N° 1085 | Le 6 décembre 2012 | Jacques Trémintin | Critiques de livres (accès libre)

L’action sociale a-t-elle encore un avenir ?

Pierre Savignat


éd. Dunod, 2012 (215 p. ; 19,90 €) | Commander ce livre

Thème : Politique sociale

Si les ouvrages de bilan et de prospectives ne manquent pas, celui de Pierre Savignat fait partie de ceux à ne surtout pas manquer, tant il est limpide, argumenté et perspicace. Les enjeux sont posés avec clairvoyance.

D’un côté, il y a la théorie du marché organisateur du fonctionnement économique et social. Les profits réalisés aujourd’hui permettraient les investissements de demain et les emplois d’après demain.

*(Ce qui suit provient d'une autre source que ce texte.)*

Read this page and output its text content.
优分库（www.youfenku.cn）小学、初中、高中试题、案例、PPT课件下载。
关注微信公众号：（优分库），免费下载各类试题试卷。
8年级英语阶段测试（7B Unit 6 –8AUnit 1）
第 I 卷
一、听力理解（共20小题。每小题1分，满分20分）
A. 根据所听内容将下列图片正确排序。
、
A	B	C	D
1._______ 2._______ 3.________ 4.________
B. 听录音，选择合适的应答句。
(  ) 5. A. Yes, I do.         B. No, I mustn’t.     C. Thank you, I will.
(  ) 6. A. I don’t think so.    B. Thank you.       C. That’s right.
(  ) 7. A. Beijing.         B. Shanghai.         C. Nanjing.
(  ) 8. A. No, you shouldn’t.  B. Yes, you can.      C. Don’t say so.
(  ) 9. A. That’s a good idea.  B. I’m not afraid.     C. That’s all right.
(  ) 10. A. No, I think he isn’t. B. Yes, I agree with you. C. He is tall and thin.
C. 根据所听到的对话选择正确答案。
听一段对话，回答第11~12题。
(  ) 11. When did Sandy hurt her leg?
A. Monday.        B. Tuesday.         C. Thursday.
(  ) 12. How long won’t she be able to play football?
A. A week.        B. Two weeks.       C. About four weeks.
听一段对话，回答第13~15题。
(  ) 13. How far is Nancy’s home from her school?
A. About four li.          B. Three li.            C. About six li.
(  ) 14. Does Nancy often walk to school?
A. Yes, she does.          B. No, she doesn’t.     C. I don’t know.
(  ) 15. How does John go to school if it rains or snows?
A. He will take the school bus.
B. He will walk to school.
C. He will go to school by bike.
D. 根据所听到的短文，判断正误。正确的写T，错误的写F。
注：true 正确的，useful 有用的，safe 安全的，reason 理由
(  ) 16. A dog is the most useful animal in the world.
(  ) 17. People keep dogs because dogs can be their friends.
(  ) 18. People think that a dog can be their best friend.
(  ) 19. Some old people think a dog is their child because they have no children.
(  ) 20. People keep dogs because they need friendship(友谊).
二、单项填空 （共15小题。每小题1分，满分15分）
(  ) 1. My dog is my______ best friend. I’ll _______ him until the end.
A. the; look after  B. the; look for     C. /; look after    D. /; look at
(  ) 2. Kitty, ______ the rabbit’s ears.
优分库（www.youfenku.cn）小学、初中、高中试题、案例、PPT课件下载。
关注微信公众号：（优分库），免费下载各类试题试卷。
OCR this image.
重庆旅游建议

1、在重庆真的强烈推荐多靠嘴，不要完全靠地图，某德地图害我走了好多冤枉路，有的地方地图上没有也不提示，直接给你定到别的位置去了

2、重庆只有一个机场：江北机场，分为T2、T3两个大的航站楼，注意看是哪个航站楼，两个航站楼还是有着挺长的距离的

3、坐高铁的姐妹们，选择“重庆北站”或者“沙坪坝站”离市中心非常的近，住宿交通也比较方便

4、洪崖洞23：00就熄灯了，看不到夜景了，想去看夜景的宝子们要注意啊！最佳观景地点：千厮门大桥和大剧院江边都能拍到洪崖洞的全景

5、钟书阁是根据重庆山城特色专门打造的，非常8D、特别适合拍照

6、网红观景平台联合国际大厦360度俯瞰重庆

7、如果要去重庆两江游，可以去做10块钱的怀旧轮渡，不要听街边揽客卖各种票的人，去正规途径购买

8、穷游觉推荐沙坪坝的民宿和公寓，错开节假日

La protection sociale ne faisant que renchérir les coûts sur un marché de plus en plus concurrentiel (depuis 1970, elle est passée de 21 à 30 % du PIB), sa réduction aurait pour effet de rendre les entreprises plus compétitives et de responsabiliser les usagers.

De l’autre, une action sociale conçue dans l’après-guerre dans un pays ruiné où beaucoup devait être reconstruit et qui a servi, non de frein à l’économie, mais de moteur. Oui, la protection sociale coûte cher. Mais les prestations versées sont intégralement réinjectées, encourageant la consommation et donc la production. Ce n’est donc pas tant contre l’économie en général que joue le social, que contre une économie financiarisée, fondée sur la rémunération de très haut niveau des actionnaires et des profits à court terme. Sans compter que la croissance des dépenses incriminées, n’est pas liée à une inflation autoproduite, mais est en grande partie due aux conséquences des dysfonctionnements affectant les grandes fonctions d’intégration et de socialisation dont se rend justement responsable le marché. Pour autant, si le démantèlement de l’État social reste un objectif sur l’agenda néolibéral, il est loin d’être une réalité.

En comparaison des politiques menées en Grande Bretagne et aux USA à compter des années 1980, notre pays s’est montré très modéré et pragmatique, répondant aux besoins nouveaux par des dispositifs qui, pour n’être pas sans défaut, n’en ont pas moins le mérite d’avoir été créés (RMI puis RSA, CMU, APA). Nous sommes donc encore loin d’une politique sociale dominée par l’idéologie néolibérale. Ce qui ne signifie pas que cette influence ne soit pas à l’origine de dérives inquiétantes, à l’image de ces logiques instrumentales et technicistes visant à normaliser et à standardiser les pratiques professionnelles. L’objectif étant de maîtriser les dépenses, cela se fera au détriment de la réponse aux besoins et de la quête d’utilité sociale, du sens donné à l’action et du respect des missions initiales, la focalisation sur la satisfaction des seuls indicateurs quantitatifs présentant le risque de passer à côté de la mesure de l’impact réel et de la qualité.

L’auteur termine sa réflexion, en proposant trois scénarios d’avenir : le statu quo, une régression vers plus de néolibéralisme et la confirmation d’un modèle solidaire.